Me: I got my first TOTD! It’s exciting!
Him: What’s that?
M: um, well, it’s an imaginary trophy…
H: well then I’m imaginary proud of you.
Answering this for men everywhere & this patient. Yes, it is unusual & incredibly icky to flirt with me while I’m checking your prostate.
[1994]
Me: 2020 is gonna be wild. Flying cars, robots everywhere, a technologically advanced utopia.
[2019]
Me: Ayyy my toaster can play the Goo Goo Dolls.
“Change is good,” I explain to my daughter as I carefully apply the same color lipstick I’ve been wearing since I was 15 years old.
Don’t call me a party animal then get upset that I pooped on your carpet.
There’s no sticker warning me not to eat this box of nails so I guess I’ll just go for it.
my fitbit gives me like 1000 steps every time I sit and fold laundry and it’s just nice to finally be appreciated
Sorry dinner is so late, honey. I accidentally bought individually wrapped rice again.
Remember when we thought it would be fun to grow up and have jobs? LOL
Last night, I hid the Oreos under my son’s folded clothes in a basket and asked him to put it away… which he SWEARS he did.
Now he’s standing in front of the pantry freaking out that the Oreos are gone. Who wants to tell him?

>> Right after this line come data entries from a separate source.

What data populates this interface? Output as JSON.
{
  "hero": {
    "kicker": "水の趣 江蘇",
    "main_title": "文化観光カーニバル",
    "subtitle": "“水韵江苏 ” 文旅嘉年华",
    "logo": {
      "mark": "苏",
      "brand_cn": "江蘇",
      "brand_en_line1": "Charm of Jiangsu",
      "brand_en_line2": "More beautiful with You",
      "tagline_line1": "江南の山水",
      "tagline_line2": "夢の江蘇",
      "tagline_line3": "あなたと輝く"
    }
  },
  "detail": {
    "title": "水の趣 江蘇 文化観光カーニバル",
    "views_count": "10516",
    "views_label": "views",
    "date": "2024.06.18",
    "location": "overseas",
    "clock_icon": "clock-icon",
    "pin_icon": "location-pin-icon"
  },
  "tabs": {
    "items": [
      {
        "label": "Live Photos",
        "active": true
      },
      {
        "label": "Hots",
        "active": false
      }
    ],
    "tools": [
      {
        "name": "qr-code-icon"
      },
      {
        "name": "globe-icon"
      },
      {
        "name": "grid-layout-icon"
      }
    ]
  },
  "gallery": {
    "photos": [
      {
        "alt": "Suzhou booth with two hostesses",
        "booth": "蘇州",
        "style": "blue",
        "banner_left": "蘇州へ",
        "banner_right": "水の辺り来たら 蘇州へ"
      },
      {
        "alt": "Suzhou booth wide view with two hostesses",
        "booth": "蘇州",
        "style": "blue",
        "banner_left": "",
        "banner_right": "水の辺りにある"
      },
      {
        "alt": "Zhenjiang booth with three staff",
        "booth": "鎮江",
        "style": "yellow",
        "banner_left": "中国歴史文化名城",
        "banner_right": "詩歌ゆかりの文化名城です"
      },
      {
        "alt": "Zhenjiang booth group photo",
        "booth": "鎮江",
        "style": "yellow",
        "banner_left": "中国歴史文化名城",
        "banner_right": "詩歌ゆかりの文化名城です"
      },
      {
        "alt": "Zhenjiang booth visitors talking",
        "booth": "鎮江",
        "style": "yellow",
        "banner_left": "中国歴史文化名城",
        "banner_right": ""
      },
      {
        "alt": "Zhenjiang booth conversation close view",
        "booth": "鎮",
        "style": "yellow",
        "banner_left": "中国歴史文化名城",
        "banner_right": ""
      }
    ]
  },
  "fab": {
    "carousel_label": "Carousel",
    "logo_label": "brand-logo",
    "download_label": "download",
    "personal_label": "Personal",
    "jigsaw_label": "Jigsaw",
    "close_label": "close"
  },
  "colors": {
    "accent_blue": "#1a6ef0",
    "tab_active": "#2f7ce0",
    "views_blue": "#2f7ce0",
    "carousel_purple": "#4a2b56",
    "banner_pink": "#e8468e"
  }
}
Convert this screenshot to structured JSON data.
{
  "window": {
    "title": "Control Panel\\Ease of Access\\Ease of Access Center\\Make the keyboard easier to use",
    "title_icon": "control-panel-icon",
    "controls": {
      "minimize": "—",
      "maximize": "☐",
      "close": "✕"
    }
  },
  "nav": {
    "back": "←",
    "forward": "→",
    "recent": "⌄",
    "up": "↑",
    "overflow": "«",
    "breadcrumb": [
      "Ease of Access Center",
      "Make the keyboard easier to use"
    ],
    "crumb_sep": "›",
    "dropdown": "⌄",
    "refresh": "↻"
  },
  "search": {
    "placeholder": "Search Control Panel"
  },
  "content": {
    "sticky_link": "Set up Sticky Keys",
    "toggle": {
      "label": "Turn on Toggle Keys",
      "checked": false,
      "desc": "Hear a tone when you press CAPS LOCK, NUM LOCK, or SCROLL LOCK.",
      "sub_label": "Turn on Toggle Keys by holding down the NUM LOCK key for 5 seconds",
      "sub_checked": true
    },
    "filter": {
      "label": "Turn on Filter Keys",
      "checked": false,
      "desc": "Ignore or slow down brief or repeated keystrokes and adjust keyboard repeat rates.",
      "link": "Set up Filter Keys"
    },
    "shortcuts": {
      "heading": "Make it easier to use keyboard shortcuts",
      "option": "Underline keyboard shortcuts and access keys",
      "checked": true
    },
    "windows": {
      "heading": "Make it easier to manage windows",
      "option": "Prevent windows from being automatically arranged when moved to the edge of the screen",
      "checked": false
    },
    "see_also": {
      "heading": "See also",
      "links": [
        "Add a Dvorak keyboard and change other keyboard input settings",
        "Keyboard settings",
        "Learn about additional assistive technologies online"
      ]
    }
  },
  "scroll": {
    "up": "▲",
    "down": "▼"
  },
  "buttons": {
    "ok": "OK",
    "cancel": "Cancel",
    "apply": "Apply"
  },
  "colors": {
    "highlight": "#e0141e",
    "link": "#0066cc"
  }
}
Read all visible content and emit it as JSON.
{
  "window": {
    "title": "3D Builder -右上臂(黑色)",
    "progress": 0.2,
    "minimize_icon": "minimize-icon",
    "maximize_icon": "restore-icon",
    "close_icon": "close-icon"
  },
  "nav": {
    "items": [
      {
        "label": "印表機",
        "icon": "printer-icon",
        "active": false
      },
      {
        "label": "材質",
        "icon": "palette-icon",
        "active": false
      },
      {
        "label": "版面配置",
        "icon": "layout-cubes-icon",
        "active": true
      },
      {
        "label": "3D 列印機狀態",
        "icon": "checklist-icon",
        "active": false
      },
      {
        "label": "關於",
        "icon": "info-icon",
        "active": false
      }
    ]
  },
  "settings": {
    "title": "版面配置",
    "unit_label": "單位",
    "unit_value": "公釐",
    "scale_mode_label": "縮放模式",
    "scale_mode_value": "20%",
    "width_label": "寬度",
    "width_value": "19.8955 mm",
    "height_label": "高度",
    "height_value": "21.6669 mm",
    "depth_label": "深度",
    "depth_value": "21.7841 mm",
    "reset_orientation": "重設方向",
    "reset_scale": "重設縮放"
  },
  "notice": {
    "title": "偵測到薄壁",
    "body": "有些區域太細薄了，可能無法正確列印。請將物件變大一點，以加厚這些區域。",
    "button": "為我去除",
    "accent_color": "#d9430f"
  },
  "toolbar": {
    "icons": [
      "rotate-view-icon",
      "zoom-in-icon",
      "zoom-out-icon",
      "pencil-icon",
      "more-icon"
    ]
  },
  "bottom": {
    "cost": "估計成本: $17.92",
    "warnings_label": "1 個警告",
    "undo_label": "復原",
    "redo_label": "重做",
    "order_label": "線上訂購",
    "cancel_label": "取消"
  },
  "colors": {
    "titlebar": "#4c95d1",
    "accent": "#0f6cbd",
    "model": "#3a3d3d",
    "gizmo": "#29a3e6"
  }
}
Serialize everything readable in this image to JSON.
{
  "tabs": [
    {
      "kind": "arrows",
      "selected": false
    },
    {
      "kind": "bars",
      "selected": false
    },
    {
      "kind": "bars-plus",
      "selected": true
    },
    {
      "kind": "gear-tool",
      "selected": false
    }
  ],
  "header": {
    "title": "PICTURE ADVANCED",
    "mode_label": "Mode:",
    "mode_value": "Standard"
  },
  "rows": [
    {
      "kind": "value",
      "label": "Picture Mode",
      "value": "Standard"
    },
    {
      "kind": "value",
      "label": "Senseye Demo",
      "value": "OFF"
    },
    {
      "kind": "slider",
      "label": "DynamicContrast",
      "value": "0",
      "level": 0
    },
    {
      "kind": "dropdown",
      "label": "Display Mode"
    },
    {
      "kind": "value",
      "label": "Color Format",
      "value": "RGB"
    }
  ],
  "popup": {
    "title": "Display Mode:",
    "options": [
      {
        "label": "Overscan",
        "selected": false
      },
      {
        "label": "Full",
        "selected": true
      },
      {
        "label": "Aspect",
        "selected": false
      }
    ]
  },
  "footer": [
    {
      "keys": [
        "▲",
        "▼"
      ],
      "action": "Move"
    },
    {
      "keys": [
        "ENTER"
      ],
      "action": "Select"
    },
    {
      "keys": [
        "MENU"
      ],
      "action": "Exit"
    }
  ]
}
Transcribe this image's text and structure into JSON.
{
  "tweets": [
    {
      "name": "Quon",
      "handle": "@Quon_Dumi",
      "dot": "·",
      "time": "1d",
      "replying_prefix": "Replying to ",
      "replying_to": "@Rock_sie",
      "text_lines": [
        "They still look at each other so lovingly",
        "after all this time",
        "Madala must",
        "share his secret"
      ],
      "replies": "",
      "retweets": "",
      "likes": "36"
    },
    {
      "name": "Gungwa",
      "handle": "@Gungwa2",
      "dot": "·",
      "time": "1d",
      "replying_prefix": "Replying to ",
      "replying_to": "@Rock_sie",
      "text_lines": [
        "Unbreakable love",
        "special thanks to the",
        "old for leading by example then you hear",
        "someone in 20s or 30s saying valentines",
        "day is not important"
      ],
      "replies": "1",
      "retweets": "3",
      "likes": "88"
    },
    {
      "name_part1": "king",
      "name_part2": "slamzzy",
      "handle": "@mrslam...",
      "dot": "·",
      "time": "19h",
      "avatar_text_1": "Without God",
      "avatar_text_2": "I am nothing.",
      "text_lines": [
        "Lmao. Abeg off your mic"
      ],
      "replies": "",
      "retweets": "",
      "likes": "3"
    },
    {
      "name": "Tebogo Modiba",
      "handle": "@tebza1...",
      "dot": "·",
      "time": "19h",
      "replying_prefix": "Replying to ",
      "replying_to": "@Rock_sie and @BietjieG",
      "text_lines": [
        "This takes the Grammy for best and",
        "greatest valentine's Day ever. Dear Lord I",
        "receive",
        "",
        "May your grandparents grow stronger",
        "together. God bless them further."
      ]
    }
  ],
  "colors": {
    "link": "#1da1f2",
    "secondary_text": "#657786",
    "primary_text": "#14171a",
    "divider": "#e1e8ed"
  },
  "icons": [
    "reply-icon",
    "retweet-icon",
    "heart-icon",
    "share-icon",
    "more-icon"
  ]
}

“Sorry to bother you at home,” I say, climbing out of your bathtub
Placing quotations in “different spots” really give others the “false idea,” especially when I’m talking about their “wife.”
Wearing a rollerblade on one foot and an ice skate on the other so you are prepared for any type of terrain.
ME: *training a street fighter* Show your enemy no quarter.
THEM: It’s an arcade game tournament.
ME: Show your enemy two quarters.
*quietly tries to open a bag of chips while son walks around looking for his bag of chips*
pretending all the cars I’m passing on the road are in a race with me and the cars that pass me are Not in the race they’re just driving somewhere
My perfect date would be a hike in the mountains, and her telling me all about it when she gets back.
Thought I was having a good hair day. Mother Nature likes to keep my ego in check though.
She’s really good at that.
I’d love to meet up with you but my squirrel says it’s a bad idea and I always listen to her
I read a description of my personality and it warned that I should be careful not to let myself fall into “hermit mode” and I’m like hermit mode sounds awesome how do I unlock hermit mode
I’ve had a lot of frank conversations with my daughters about the perils of growing up, drugs and boys and strangers and whatnot, but the one lesson I hope that sticks above all others is how they must be very, very careful about what they do to their eyebrows.
when ur a kid the only thing ur worst enemy has to do is find a word that rhymes with ur name and ur cooked. one time my friend’s nemesis called him michael michael motorcycle and he was messed up for days. it didn’t matter how cool motorcycles are. it rhymed. he was toast
[holding a baby]
me: uh so how long have you been a baby?
I tried a onesome before, but I started catching feelings.
All archaeology proves is that our ancestors were skeletons and they lived underground.